The Invisible Woman

Charles Dickens may have achieved worldwide fame as a writer, but what really fascinated him was the theatre. Early in his career he applied for an acting audition (but missed it when he trapped a cold), tried prose plays (they’re pretty terrible), and for 17 years toured the world giving highly dramatised readings from his own novels.

He loved and idealised actors, so it wasn’t too surprising that he started a scandalous affair with a young actress in 1857 that would last in anticipation of his death.

Abi Morgan (Shame, The Iron Lady) has based her script on the biography of the same title by Claire Tomalin. Ellen ‘Nelly’ Ternan (Felicity Jones) is just 18, a member of a professional acting family, when Dickens (Ralph Fiennes) casts her in a play he’s producing in Manchester – a melodrama written by his friend and fellow-writer Wilkie Collins (Tom Hollander).

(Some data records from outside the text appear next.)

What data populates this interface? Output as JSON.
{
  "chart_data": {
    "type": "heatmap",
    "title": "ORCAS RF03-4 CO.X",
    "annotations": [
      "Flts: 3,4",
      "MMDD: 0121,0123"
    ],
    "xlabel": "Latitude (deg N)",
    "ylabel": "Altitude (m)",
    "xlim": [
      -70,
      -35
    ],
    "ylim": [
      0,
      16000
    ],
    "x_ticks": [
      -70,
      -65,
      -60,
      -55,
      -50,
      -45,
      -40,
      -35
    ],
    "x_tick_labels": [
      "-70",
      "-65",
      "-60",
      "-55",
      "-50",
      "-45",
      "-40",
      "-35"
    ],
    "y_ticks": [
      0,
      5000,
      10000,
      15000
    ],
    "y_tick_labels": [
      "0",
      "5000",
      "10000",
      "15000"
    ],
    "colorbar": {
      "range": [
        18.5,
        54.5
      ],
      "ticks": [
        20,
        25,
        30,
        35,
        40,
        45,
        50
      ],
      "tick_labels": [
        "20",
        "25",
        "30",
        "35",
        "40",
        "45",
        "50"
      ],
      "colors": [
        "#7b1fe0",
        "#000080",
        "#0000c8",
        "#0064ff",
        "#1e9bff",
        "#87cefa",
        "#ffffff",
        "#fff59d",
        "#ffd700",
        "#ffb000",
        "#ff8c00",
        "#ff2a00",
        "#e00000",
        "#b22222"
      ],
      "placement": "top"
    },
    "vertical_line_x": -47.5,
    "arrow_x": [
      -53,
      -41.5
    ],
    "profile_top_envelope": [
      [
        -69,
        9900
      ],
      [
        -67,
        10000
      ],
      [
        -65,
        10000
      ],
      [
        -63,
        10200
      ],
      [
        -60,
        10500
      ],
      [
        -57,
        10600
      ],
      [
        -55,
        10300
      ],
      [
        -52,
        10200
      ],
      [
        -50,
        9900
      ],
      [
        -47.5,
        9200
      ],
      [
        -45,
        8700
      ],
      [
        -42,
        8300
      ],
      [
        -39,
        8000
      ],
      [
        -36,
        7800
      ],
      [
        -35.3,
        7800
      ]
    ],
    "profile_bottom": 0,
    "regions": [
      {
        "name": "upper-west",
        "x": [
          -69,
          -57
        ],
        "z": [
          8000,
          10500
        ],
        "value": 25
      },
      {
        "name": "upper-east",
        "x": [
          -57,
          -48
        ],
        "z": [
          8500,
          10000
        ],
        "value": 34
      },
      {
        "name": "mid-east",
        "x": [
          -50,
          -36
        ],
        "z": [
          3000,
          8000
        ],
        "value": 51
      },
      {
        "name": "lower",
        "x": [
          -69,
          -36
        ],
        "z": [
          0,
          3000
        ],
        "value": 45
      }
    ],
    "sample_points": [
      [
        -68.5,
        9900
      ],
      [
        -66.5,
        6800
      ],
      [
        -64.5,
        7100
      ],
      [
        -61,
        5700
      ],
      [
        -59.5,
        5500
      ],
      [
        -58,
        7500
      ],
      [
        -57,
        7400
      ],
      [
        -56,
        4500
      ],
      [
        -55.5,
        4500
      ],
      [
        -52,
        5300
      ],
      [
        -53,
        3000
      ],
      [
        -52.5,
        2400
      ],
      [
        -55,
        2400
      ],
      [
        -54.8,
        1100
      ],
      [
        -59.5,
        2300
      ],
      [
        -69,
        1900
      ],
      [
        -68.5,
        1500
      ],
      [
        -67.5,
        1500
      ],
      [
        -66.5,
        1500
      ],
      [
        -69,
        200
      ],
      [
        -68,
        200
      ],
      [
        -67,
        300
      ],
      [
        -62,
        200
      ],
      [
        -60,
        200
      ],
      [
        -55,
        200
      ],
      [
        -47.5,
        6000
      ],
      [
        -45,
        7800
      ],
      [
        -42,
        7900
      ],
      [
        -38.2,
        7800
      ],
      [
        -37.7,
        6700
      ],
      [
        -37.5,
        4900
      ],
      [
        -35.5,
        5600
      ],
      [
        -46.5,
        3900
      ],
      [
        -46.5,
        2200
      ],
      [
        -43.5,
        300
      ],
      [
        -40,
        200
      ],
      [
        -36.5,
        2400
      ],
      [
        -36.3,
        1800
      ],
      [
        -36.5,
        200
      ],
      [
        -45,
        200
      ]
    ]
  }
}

Weary of his wife, and struck by Nelly’s intelligence and young beauty, the 45-year-ancient writer makes his feelings known. And though fearing social tarnish if the affair gets out, Ellen finds the attentions of the world’s most well-known writer impossible to resist…

Following up his applauded directorial bow Coriolanus (2011) – and again doing double duty – Fiennes helms with skill and subtlety. Where his earlier Shakespeare adap existing bounty of blood and thunder, there’s no melodrama here.

Fiennes makes telling use of subdued lighting, and his portrayal of the splendid writer rings right: a man revelling in his fame but insecure, impatiently driven by inner demons. There’s fine support from Kristin Scott Thomas in the small but key role of Nelly’s mother, and Hollander richly comic as the raffish Collins.

But it’s the invisible woman herself who makes the largest impression: Jones delivers her finest performance yet, the understated but eloquent play of emotions across her face turning over a wealth of contradictory impulses.